Back in 2015, Profitt had just come back to civilian life after spending nine years servicing aircrafts for the U.S. Air Force. As such, the fact that this Chevy is animated by Westinghouse J34 jet engines, which have powered military aircraft starting in 1959, only seemed natural.
Nevertheless, as the man explains, the original form of the motor didn’t involve afterburners, with these being installed by the Shockley.
Got it, jet engines, but what else is on this formidable machine?
Parachutes? Sure, the vehicle has four of them—a pair in each of the two tubes, since the contact patch of the tires wrapped around the 15-inch wheels isn’t merely enough to deal with the kind of speeds the truck can develop. And if it’s numbers you’re looking for, Hayden explains that deploying the chutes at 300 mph (483 km/h) generates -10 G’s of force.

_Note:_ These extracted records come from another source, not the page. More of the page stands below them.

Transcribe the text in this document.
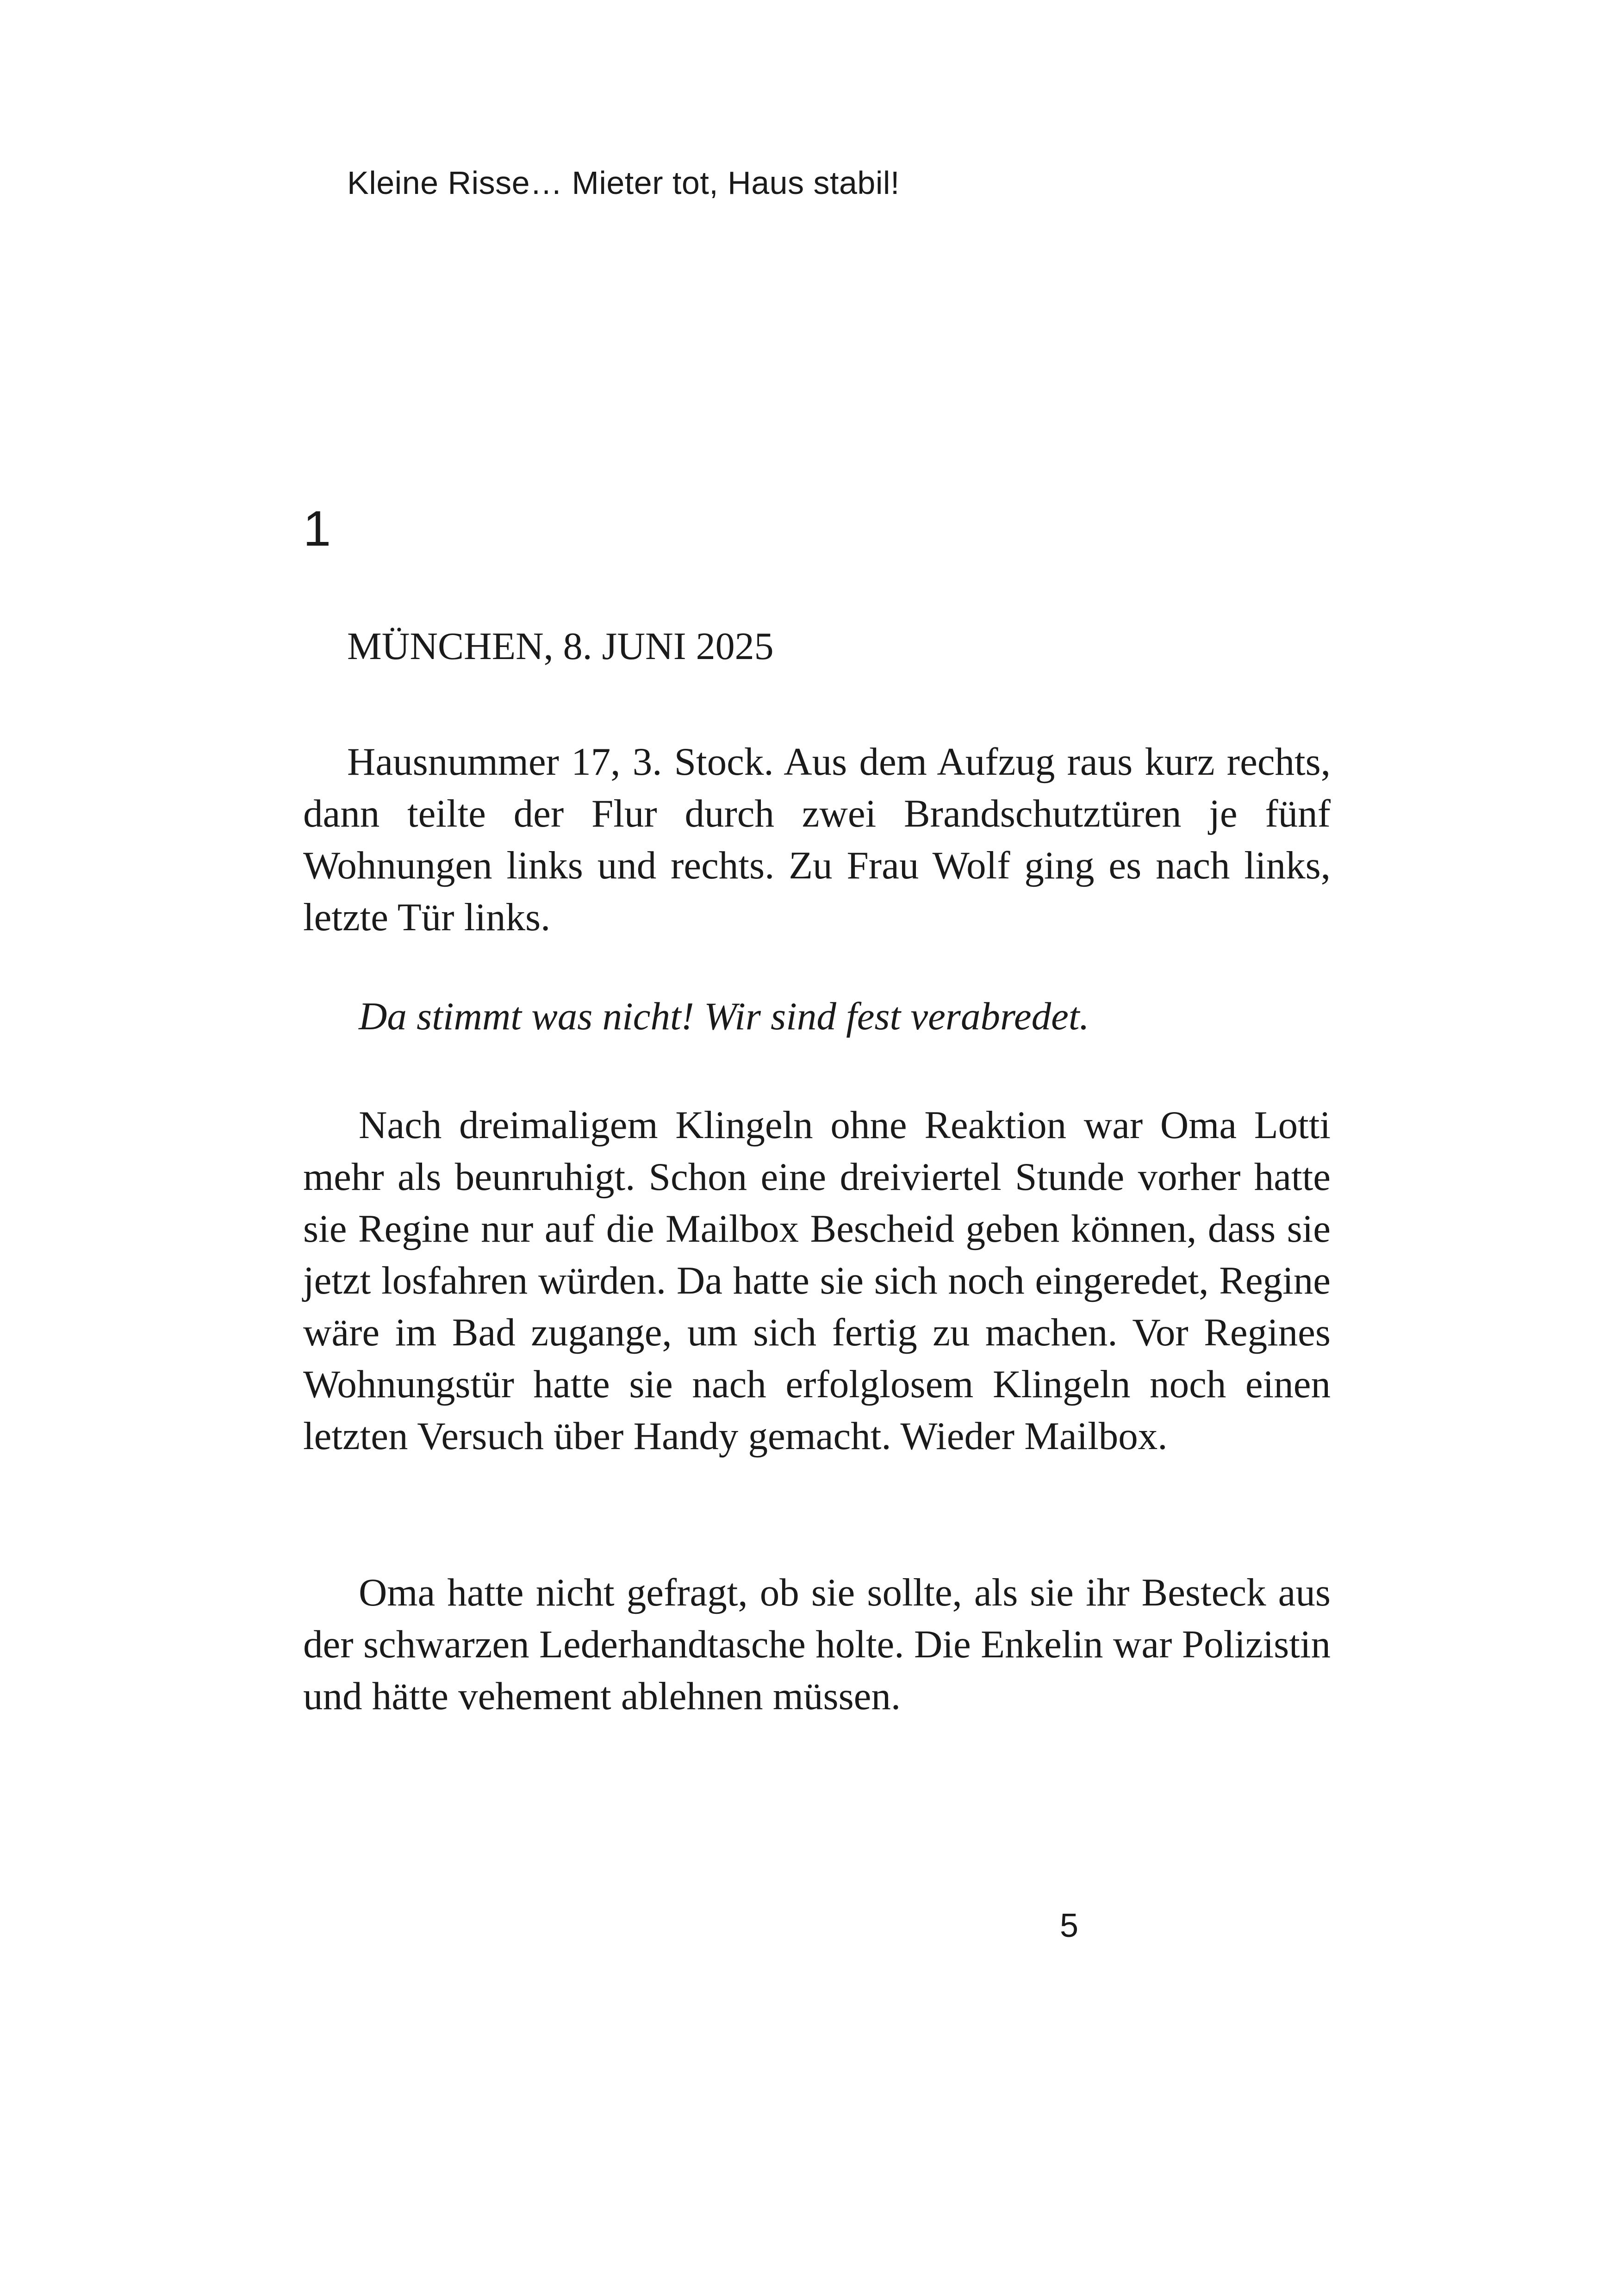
Kleine Risse… Mieter tot, Haus stabil!
1
MÜNCHEN, 8. JUNI 2025

Hausnummer 17, 3. Stock. Aus dem Aufzug raus kurz rechts, dann teilte der Flur durch zwei Brandschutztüren je fünf Wohnungen links und rechts. Zu Frau Wolf ging es nach links, letzte Tür links.

Da stimmt was nicht! Wir sind fest verabredet.

Nach dreimaligem Klingeln ohne Reaktion war Oma Lotti mehr als beunruhigt. Schon eine dreiviertel Stunde vorher hatte sie Regine nur auf die Mailbox Bescheid geben können, dass sie jetzt losfahren würden. Da hatte sie sich noch eingeredet, Regine wäre im Bad zugange, um sich fertig zu machen. Vor Regines Wohnungstür hatte sie nach erfolglosem Klingeln noch einen letzten Versuch über Handy gemacht. Wieder Mailbox.

Oma hatte nicht gefragt, ob sie sollte, als sie ihr Besteck aus der schwarzen Lederhandtasche holte. Die Enkelin war Polizistin und hätte vehement ablehnen müssen.

5
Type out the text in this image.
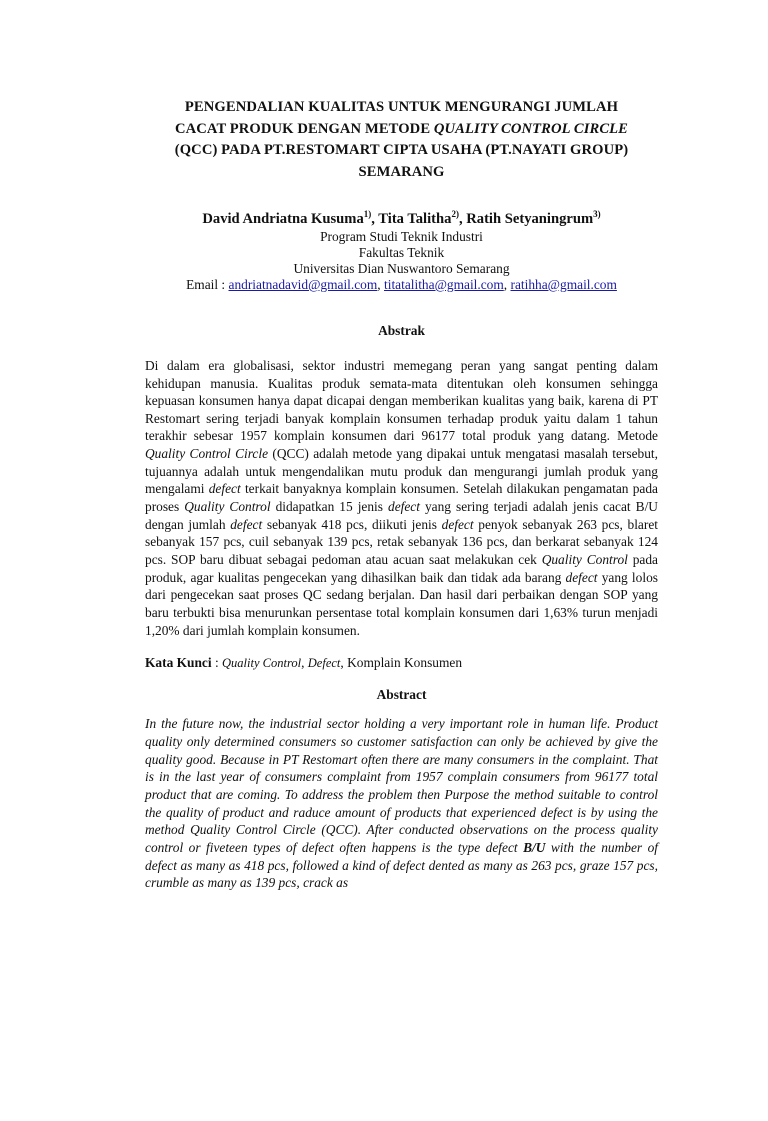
PENGENDALIAN KUALITAS UNTUK MENGURANGI JUMLAH
CACAT PRODUK DENGAN METODE QUALITY CONTROL CIRCLE
(QCC) PADA PT.RESTOMART CIPTA USAHA (PT.NAYATI GROUP)
SEMARANG
David Andriatna Kusuma$^{1)}$, Tita Talitha$^{2)}$, Ratih Setyaningrum$^{3)}$
Program Studi Teknik Industri
Fakultas Teknik
Universitas Dian Nuswantoro Semarang
Email : andriatnadavid@gmail.com, titatalitha@gmail.com, ratihha@gmail.com
Abstrak
Di dalam era globalisasi, sektor industri memegang peran yang sangat penting dalam kehidupan manusia. Kualitas produk semata-mata ditentukan oleh konsumen sehingga kepuasan konsumen hanya dapat dicapai dengan memberikan kualitas yang baik, karena di PT Restomart sering terjadi banyak komplain konsumen terhadap produk yaitu dalam 1 tahun terakhir sebesar 1957 komplain konsumen dari 96177 total produk yang datang. Metode Quality Control Circle (QCC) adalah metode yang dipakai untuk mengatasi masalah tersebut, tujuannya adalah untuk mengendalikan mutu produk dan mengurangi jumlah produk yang mengalami defect terkait banyaknya komplain konsumen. Setelah dilakukan pengamatan pada proses Quality Control didapatkan 15 jenis defect yang sering terjadi adalah jenis cacat B/U dengan jumlah defect sebanyak 418 pcs, diikuti jenis defect penyok sebanyak 263 pcs, blaret sebanyak 157 pcs, cuil sebanyak 139 pcs, retak sebanyak 136 pcs, dan berkarat sebanyak 124 pcs. SOP baru dibuat sebagai pedoman atau acuan saat melakukan cek Quality Control pada produk, agar kualitas pengecekan yang dihasilkan baik dan tidak ada barang defect yang lolos dari pengecekan saat proses QC sedang berjalan. Dan hasil dari perbaikan dengan SOP yang baru terbukti bisa menurunkan persentase total komplain konsumen dari 1,63% turun menjadi 1,20% dari jumlah komplain konsumen.
Kata Kunci : Quality Control, Defect, Komplain Konsumen
Abstract
In the future now, the industrial sector holding a very important role in human life. Product quality only determined consumers so customer satisfaction can only be achieved by give the quality good. Because in PT Restomart often there are many consumers in the complaint. That is in the last year of consumers complaint from 1957 complain consumers from 96177 total product that are coming. To address the problem then Purpose the method suitable to control the quality of product and raduce amount of products that experienced defect is by using the method Quality Control Circle (QCC). After conducted observations on the process quality control or fiveteen types of defect often happens is the type defect B/U with the number of defect as many as 418 pcs, followed a kind of defect dented as many as 263 pcs, graze 157 pcs, crumble as many as 139 pcs, crack as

And since we mentioned aero above, we’ll add that there are two spoilers preventing this truck from reaching for its airplane siblings: one at the back and one above the cab.
So, whether you’re looking for a back massage, which those afterburners (these essentially throw raw fuel into the jet engine’s exhaust stream) deliver, a back massage (remember those chutes?) or a bit of Yoga—as demonstrated in the vid, access is not exactly facile—this 1957 Chevy truck is basically a 17-feet-long (5.2M) fiery spa.